“Centrism”, opposition : Apple Tax issue redux. August 31, 2016Posted by WorldbyStorm in Uncategorized.
Mr Doherty argued the Government should “reach out” and collect the €13 billion as soon as possible.
“There is also an irony when we see an Irish Government challenging the EU Commission over this while we have memories of how they bowed down to the same commission during the period of austerity,” he said.
He said the net effect was that Apple paid an effective tax rate of 0.05 per cent on its global profits.
Interesting. In addition to SP and PBP, the SDs, GP are also saying the ruling should not be appealed.
The cacophony of demands to grab the cash and spend it was entirely predictable.
People Before Profit TD Richard Boyd Barrett raged that the”entire political establishment have colluded over many years with Apple in an act of economic treason to rob the Irish public of €13 billion or more in desperately needed cash for public housing, the health service and other vital public services.”
Sinn Féin has been waiting with some relish for the EU verdict and leaped into action. “Give us back our money,” demanded MEP Matt Carthy. For good measure, Sinn Féin finance spokesman Pearse Doherty also called for a public inquiry into Apple’s tax arrangements.
The best can be said of all this is that at least the people doing it know its just political grandstanding. Well, this is one of the luxuries of Opposition.
But hold on. Boyd Barrett is absolutely correct. And it should be a cause for anger. Doherty is absolutely correct too to call for a public inquiry. Leahy though is dismissive even as he then writes;
For all that, even a cursory reading of the commission’s findings demonstrate that it is clear that Apple – like other multinationals presumably – has constructed a series of contrived structures designed to pay as little tax as possible.
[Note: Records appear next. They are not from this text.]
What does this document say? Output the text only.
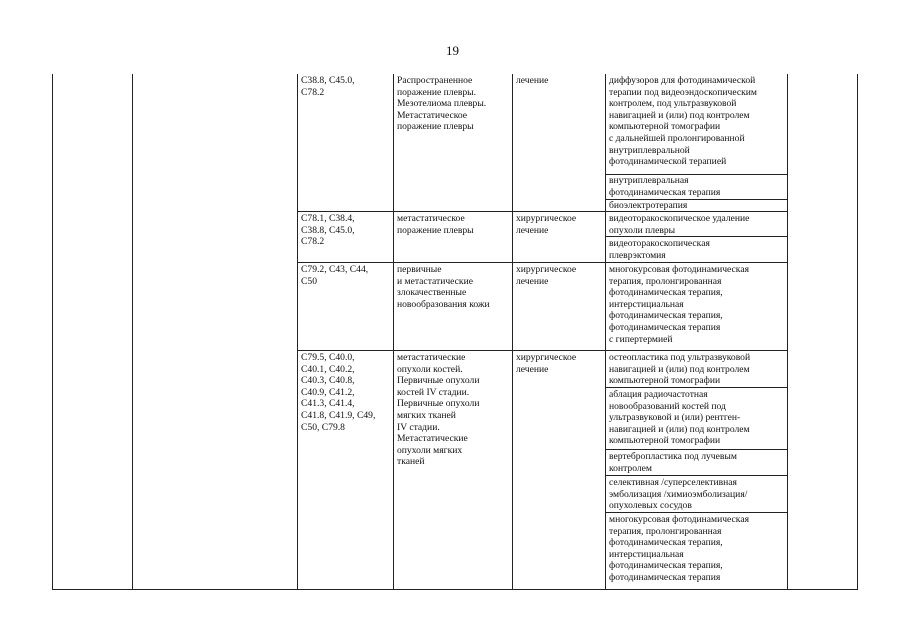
19
C38.8, C45.0,
C78.2
Распространенное
поражение плевры.
Мезотелиома плевры.
Метастатическое
поражение плевры
лечение	диффузоров для фотодинамической
терапии под видеоэндоскопическим
контролем, под ультразвуковой
навигацией и (или) под контролем
компьютерной томографии
с дальнейшей пролонгированной
внутриплевральной
фотодинамической терапией
внутриплевральная
фотодинамическая терапия
биоэлектротерапия
C78.1, C38.4,
C38.8, C45.0,
C78.2
метастатическое
поражение плевры
хирургическое
лечение
видеоторакоскопическое удаление
опухоли плевры
видеоторакоскопическая
плеврэктомия
C79.2, C43, C44,
C50
первичные
и метастатические
злокачественные
новообразования кожи
хирургическое
лечение
многокурсовая фотодинамическая
терапия, пролонгированная
фотодинамическая терапия,
интерстициальная
фотодинамическая терапия,
фотодинамическая терапия
с гипертермией
C79.5, C40.0,
C40.1, C40.2,
C40.3, C40.8,
C40.9, C41.2,
C41.3, C41.4,
C41.8, C41.9, C49,
C50, C79.8
метастатические
опухоли костей.
Первичные опухоли
костей IV стадии.
Первичные опухоли
мягких тканей
IV стадии.
Метастатические
опухоли мягких
тканей
хирургическое
лечение
остеопластика под ультразвуковой
навигацией и (или) под контролем
компьютерной томографии
аблация радиочастотная
новообразований костей под
ультразвуковой и (или) рентген-
навигацией и (или) под контролем
компьютерной томографии
вертебропластика под лучевым
контролем
селективная /суперселективная
эмболизация /химиоэмболизация/
опухолевых сосудов
многокурсовая фотодинамическая
терапия, пролонгированная
фотодинамическая терапия,
интерстициальная
фотодинамическая терапия,
фотодинамическая терапия
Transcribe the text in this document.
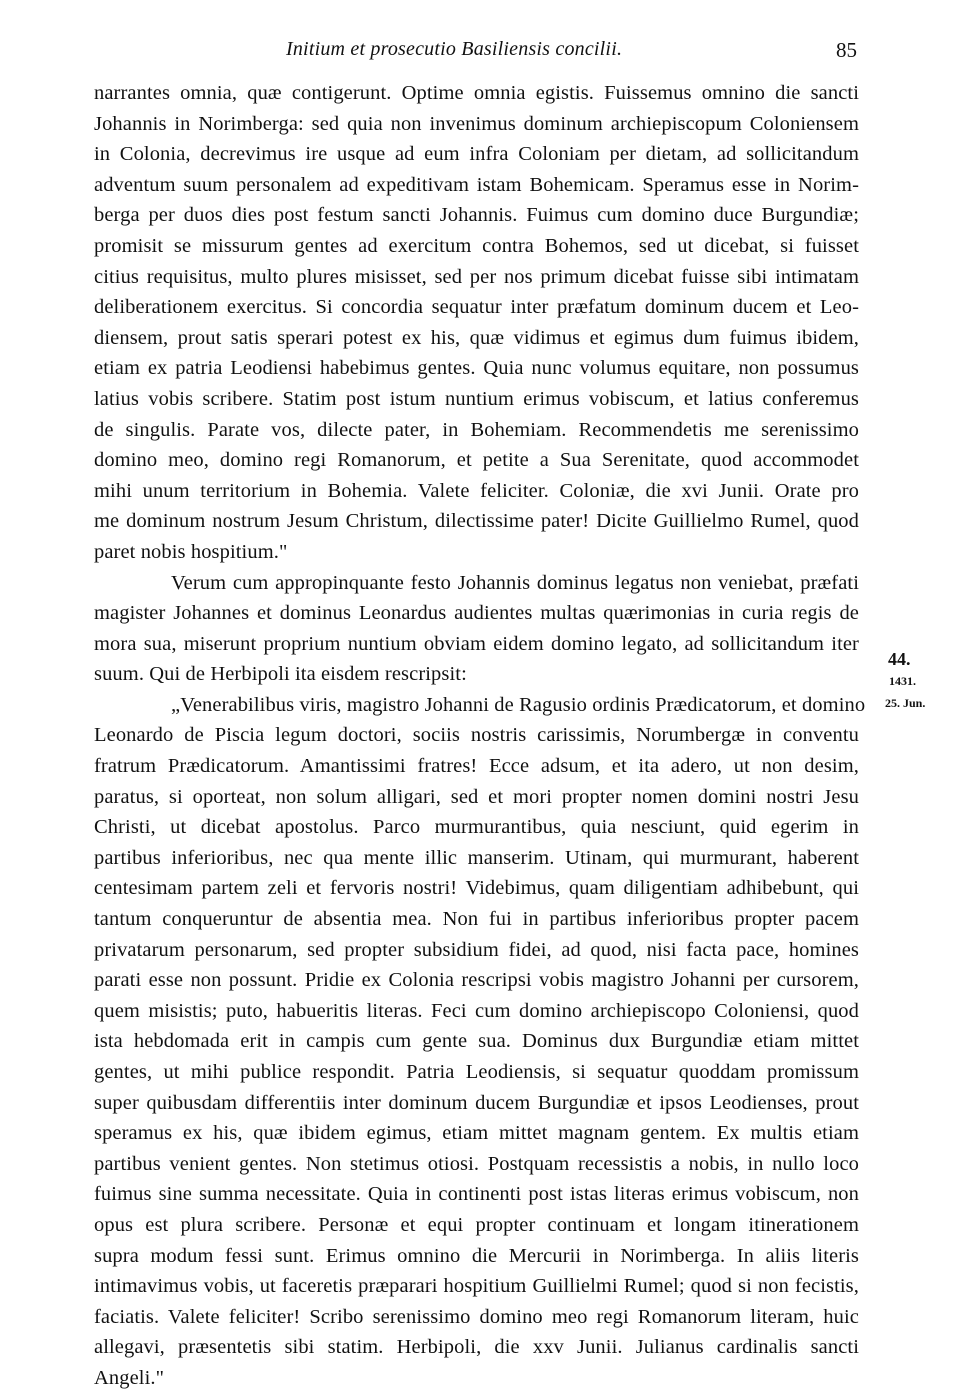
Initium et prosecutio Basiliensis concilii.	85
narrantes omnia, quæ contigerunt. Optime omnia egistis. Fuissemus omnino die sancti
Johannis in Norimberga: sed quia non invenimus dominum archiepiscopum Coloniensem
in Colonia, decrevimus ire usque ad eum infra Coloniam per dietam, ad sollicitandum
adventum suum personalem ad expeditivam istam Bohemicam. Speramus esse in Norim-
berga per duos dies post festum sancti Johannis. Fuimus cum domino duce Burgundiæ;
promisit se missurum gentes ad exercitum contra Bohemos, sed ut dicebat, si fuisset
citius requisitus, multo plures misisset, sed per nos primum dicebat fuisse sibi intimatam
deliberationem exercitus. Si concordia sequatur inter præfatum dominum ducem et Leo-
diensem, prout satis sperari potest ex his, quæ vidimus et egimus dum fuimus ibidem,
etiam ex patria Leodiensi habebimus gentes. Quia nunc volumus equitare, non possumus
latius vobis scribere. Statim post istum nuntium erimus vobiscum, et latius conferemus
de singulis. Parate vos, dilecte pater, in Bohemiam. Recommendetis me serenissimo
domino meo, domino regi Romanorum, et petite a Sua Serenitate, quod accommodet
mihi unum territorium in Bohemia. Valete feliciter. Coloniæ, die xvi Junii. Orate pro
me dominum nostrum Jesum Christum, dilectissime pater! Dicite Guillielmo Rumel, quod
paret nobis hospitium."
Verum cum appropinquante festo Johannis dominus legatus non veniebat, præfati
magister Johannes et dominus Leonardus audientes multas quærimonias in curia regis de
mora sua, miserunt proprium nuntium obviam eidem domino legato, ad sollicitandum iter
suum. Qui de Herbipoli ita eisdem rescripsit:
„Venerabilibus viris, magistro Johanni de Ragusio ordinis Prædicatorum, et domino
Leonardo de Piscia legum doctori, sociis nostris carissimis, Norumbergæ in conventu
fratrum Prædicatorum. Amantissimi fratres! Ecce adsum, et ita adero, ut non desim,
paratus, si oporteat, non solum alligari, sed et mori propter nomen domini nostri Jesu
Christi, ut dicebat apostolus. Parco murmurantibus, quia nesciunt, quid egerim in
partibus inferioribus, nec qua mente illic manserim. Utinam, qui murmurant, haberent
centesimam partem zeli et fervoris nostri! Videbimus, quam diligentiam adhibebunt, qui
tantum conqueruntur de absentia mea. Non fui in partibus inferioribus propter pacem
privatarum personarum, sed propter subsidium fidei, ad quod, nisi facta pace, homines
parati esse non possunt. Pridie ex Colonia rescripsi vobis magistro Johanni per cursorem,
quem misistis; puto, habueritis literas. Feci cum domino archiepiscopo Coloniensi, quod
ista hebdomada erit in campis cum gente sua. Dominus dux Burgundiæ etiam mittet
gentes, ut mihi publice respondit. Patria Leodiensis, si sequatur quoddam promissum
super quibusdam differentiis inter dominum ducem Burgundiæ et ipsos Leodienses, prout
speramus ex his, quæ ibidem egimus, etiam mittet magnam gentem. Ex multis etiam
partibus venient gentes. Non stetimus otiosi. Postquam recessistis a nobis, in nullo loco
fuimus sine summa necessitate. Quia in continenti post istas literas erimus vobiscum, non
opus est plura scribere. Personæ et equi propter continuam et longam itinerationem
supra modum fessi sunt. Erimus omnino die Mercurii in Norimberga. In aliis literis
intimavimus vobis, ut faceretis præparari hospitium Guillielmi Rumel; quod si non fecistis,
faciatis. Valete feliciter! Scribo serenissimo domino meo regi Romanorum literam, huic
allegavi, præsentetis sibi statim. Herbipoli, die xxv Junii. Julianus cardinalis sancti
Angeli."
44.
1431.
25. Jun.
All the tech giant’s platitudes about paying the tax it owes are simply public relations guff. They are not meant to be taken seriously except by the gullible. The point at issue is not whether Apple has these structures, it is whether they constituted illegal State aid or not. That will now be decided in the European courts.
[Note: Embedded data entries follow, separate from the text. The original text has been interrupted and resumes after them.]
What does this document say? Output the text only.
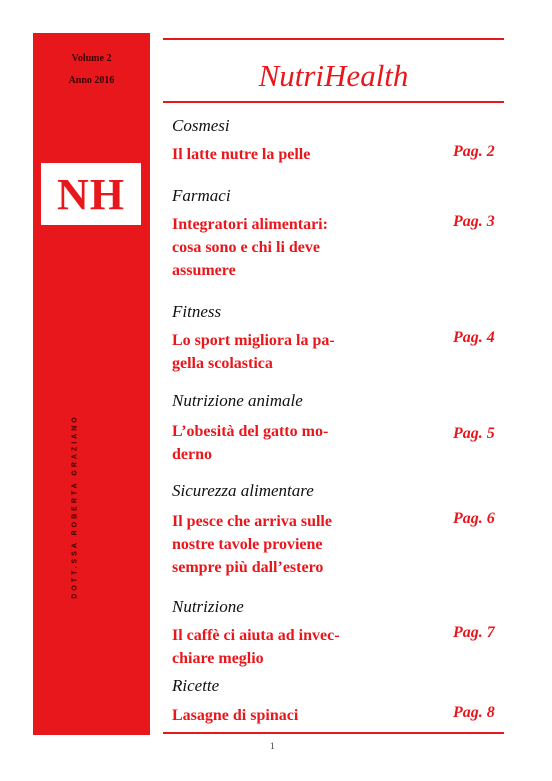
Volume 2
Anno 2016
NH
DOTT.SSA ROBERTA GRAZIANO
NutriHealth
Cosmesi
Il latte nutre la pelle	Pag. 2
Farmaci
Integratori alimentari:
cosa sono e chi li deve
assumere
Pag. 3
Fitness
Lo sport migliora la pa-
gella scolastica
Pag. 4
Nutrizione animale
L’obesità del gatto mo-
derno
Pag. 5
Sicurezza alimentare
Il pesce che arriva sulle
nostre tavole proviene
sempre più dall’estero
Pag. 6
Nutrizione
Il caffè ci aiuta ad invec-
chiare meglio
Pag. 7
Ricette
Lasagne di spinaci	Pag. 8
1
What does Leahy expect politicians to do in light of that? And there’s a sense of having his cake and eating it too for earlier he wrote:
Minister for Finance Michael Noonan has long since said the Government would appeal an adverse finding by the commission on Apple’s tax arrangements. That was one thing when everyone thought the bill would be a few hundred million, or – at most – a few billion euro.
And just on that, why so dismissive of a ‘few billion euro’? We’ve had budgets where a ‘few billion euro’ would make a considerable difference. Leahy at the SBP and many others were quite clear about the negative impacts as they saw it of increasing taxation or expenditure.
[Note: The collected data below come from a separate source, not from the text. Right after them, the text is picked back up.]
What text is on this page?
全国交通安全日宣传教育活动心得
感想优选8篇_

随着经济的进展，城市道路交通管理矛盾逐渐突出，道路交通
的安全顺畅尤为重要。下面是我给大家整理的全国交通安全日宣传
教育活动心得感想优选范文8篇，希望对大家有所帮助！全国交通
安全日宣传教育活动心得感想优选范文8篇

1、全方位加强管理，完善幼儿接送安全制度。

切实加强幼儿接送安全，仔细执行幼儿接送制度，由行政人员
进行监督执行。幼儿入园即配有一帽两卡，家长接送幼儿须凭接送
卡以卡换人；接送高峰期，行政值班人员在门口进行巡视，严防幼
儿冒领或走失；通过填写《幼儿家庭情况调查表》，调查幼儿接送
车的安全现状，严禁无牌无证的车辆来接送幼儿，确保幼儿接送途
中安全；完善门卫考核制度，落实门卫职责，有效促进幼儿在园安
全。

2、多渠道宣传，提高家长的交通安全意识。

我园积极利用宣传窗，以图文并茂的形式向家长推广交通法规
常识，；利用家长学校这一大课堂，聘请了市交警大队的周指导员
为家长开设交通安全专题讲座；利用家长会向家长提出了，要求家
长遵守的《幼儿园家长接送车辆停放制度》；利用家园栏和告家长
Educative to see how rapidly matters change.
And this is educative too.
The furious debate thrown up by the decision exposes again one of the principal fault lines of Irish politics – between the (roughly) two-thirds of voters who vote for mainstream, centrist parties and Independents, who feel they have a stake in the country and its prosperity on the one hand, and those who vote for parties of the radical left, anti-establishment Independents and Sinn Féin on the other, who feel the State often conspires against them, and that politics ignores those like them. Political debate is between these two sides; but political and electoral competition is more usually within them.
Does Leahy genuinely believe that the critique put forward by SF, PBP, the SDs, GP etc isn’t shared more widely? Does he think that ‘centrism’ will lead to a supine acceptance of what is a frankly disgraceful situation, one which it has taken – of all entities, the EU Commission to point up to an Irish government and establishment and its outliers who, as we see here, put forward a remarkably cynical view of the world and of the way they should and do operate within it?
For it appears Leahy in a way feels it appropriate to understate the importance of what this represents, almost but not quite a ‘nothing to see here folks’ line.
Doherty couldn’t have put it better when we read Leahy’s analysis. Clearly taxation is fine when levied on citizens where all are expected to pay in full but quite a different matter when levied on multinational corporations. Where now one wonders the earnest articles which we’ve been subjected to on how withdrawing from the water charges would undermine the authority of the state to impose its writ up the citizenry. How the government loses ‘moral authority’ not doing so. Etcetera. Etcetera.